Thank you very much for all of your help,
Roberta Hayes and Armina Nguyen
Massachusetts

 

DEAR ROBERTA AND ARMINA:

Organic gardening, like organic farming, is not about input substitution—simply trading packaged chemical inputs for packaged "natural" ones—but about creating a diverse and resilient system above and below the ground—from insects and plants to soil micro-organisms—where "good" bugs and "bad" bugs keep each other in balance and diseases have a hard time gaining a foothold. Plants grown in healthy soil fortified with compost and other incorporated plant materials are more resistent to pests and diseases. Products—soap sprays, fertilizers and what have you—should always be used as a last resort. Instead utilize cover crops, nitrogen-fixing food crops such as peas, composted kitchen scraps or municipal compost and plant residues to feed your crops.

We say: "Feed the soil and let the soil feed the plant." Concentrated and packaged fertilizers—organic or otherwise—tend to be a quick, expensive fix and subject to runoff that pollutes our waterways.

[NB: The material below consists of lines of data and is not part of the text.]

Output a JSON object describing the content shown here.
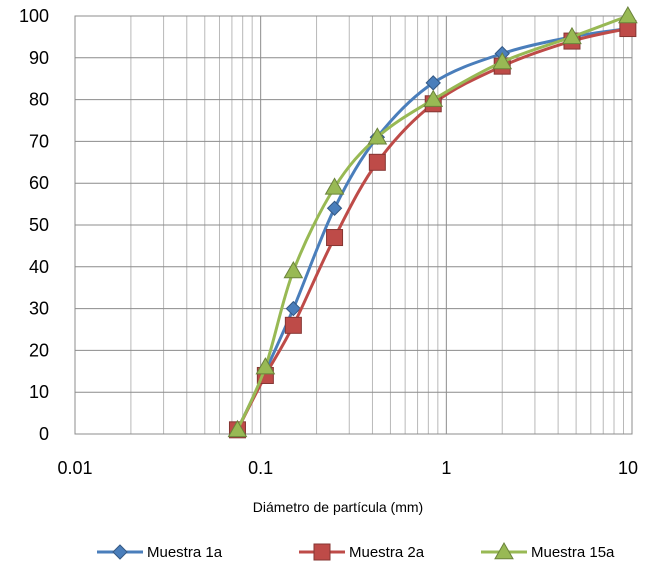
{
  "chart_data": {
    "type": "line",
    "title": "",
    "xlabel": "Diámetro de partícula (mm)",
    "ylabel": "",
    "x_scale": "log",
    "xlim": [
      0.01,
      10
    ],
    "ylim": [
      0,
      100
    ],
    "x_ticks": [
      0.01,
      0.1,
      1,
      10
    ],
    "x_tick_labels": [
      "0.01",
      "0.1",
      "1",
      "10"
    ],
    "y_ticks": [
      0,
      10,
      20,
      30,
      40,
      50,
      60,
      70,
      80,
      90,
      100
    ],
    "y_tick_labels": [
      "0",
      "10",
      "20",
      "30",
      "40",
      "50",
      "60",
      "70",
      "80",
      "90",
      "100"
    ],
    "grid": true,
    "legend_position": "bottom",
    "series": [
      {
        "name": "Muestra 1a",
        "color": "#4a7ebb",
        "marker": "diamond",
        "x": [
          0.075,
          0.106,
          0.15,
          0.25,
          0.425,
          0.85,
          2,
          4.75,
          9.5
        ],
        "y": [
          1,
          15,
          30,
          54,
          71,
          84,
          91,
          95,
          97
        ]
      },
      {
        "name": "Muestra 2a",
        "color": "#be4b48",
        "marker": "square",
        "x": [
          0.075,
          0.106,
          0.15,
          0.25,
          0.425,
          0.85,
          2,
          4.75,
          9.5
        ],
        "y": [
          1,
          14,
          26,
          47,
          65,
          79,
          88,
          94,
          97
        ]
      },
      {
        "name": "Muestra 15a",
        "color": "#98b954",
        "marker": "triangle",
        "x": [
          0.075,
          0.106,
          0.15,
          0.25,
          0.425,
          0.85,
          2,
          4.75,
          9.5
        ],
        "y": [
          1,
          16,
          39,
          59,
          71,
          80,
          89,
          95,
          100
        ]
      }
    ]
  }
}
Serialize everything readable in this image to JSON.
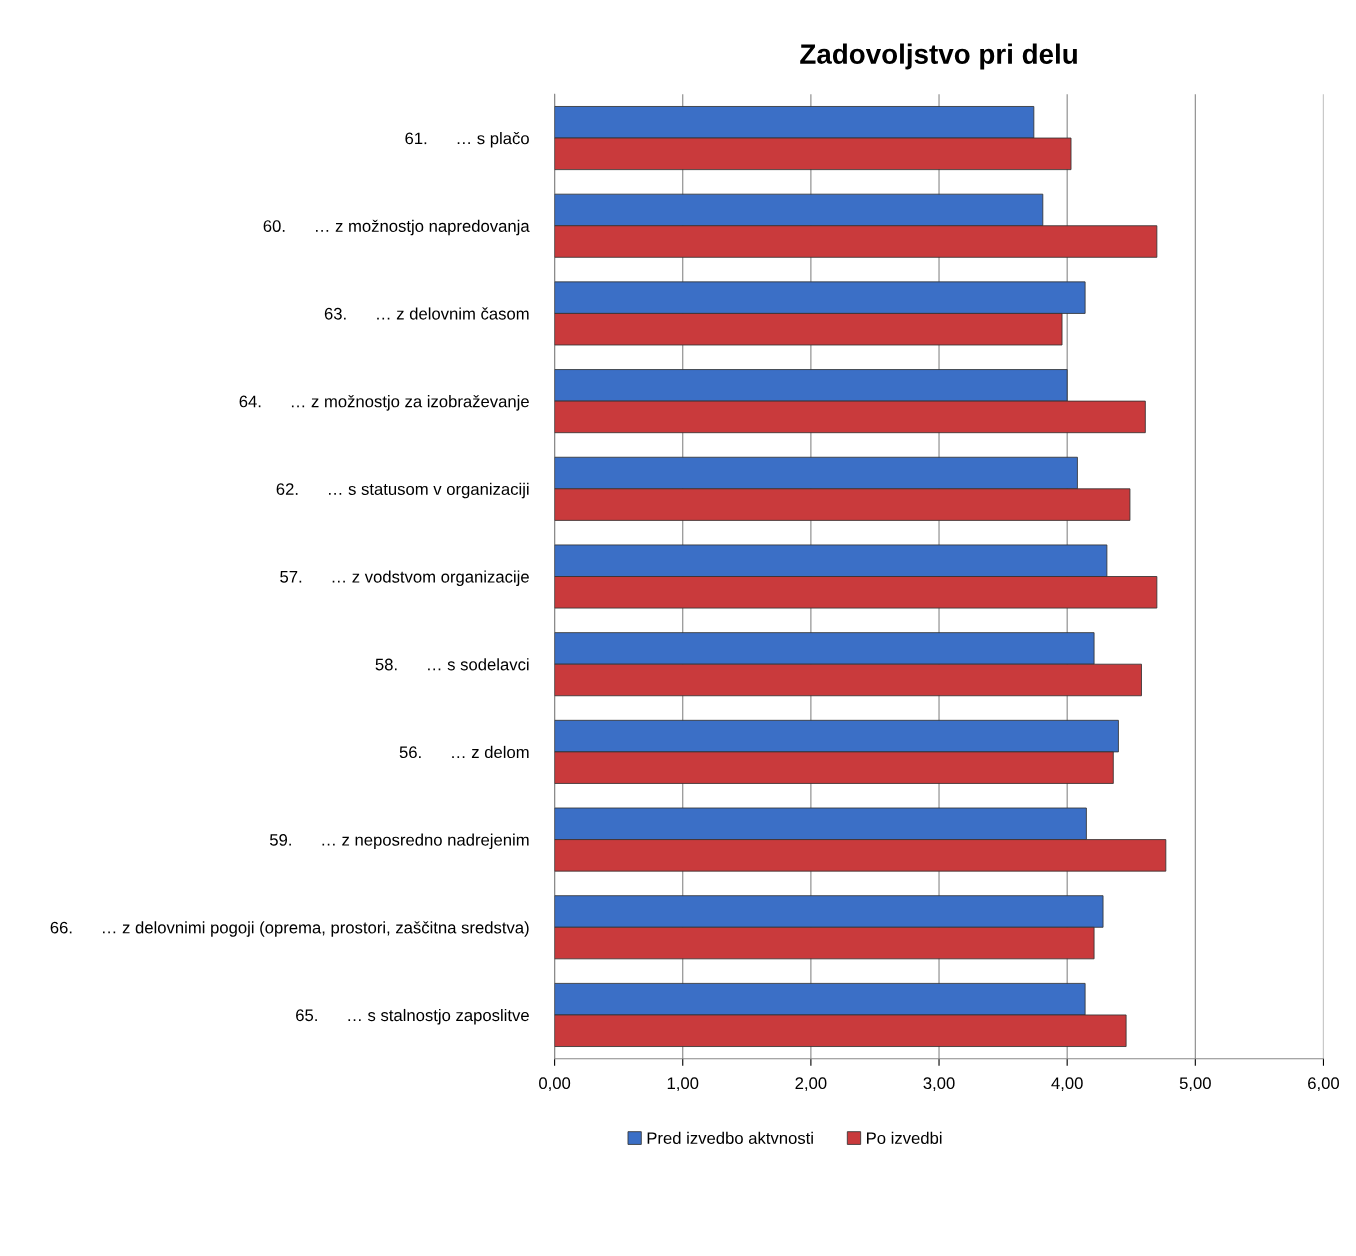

If you want to know what products are allowable under the national Organic Rule, you can consult OMRI (the Organic Materials Review Institute): www.omri.org. Another helpful site for organic production is ATTRA, particularly its area for horticultural crops: www.attra.org/horticultural.html. Organic Gardening magazine is also a big supporter of community gardens and offers a wonderful web resource at www.organicgardening.com.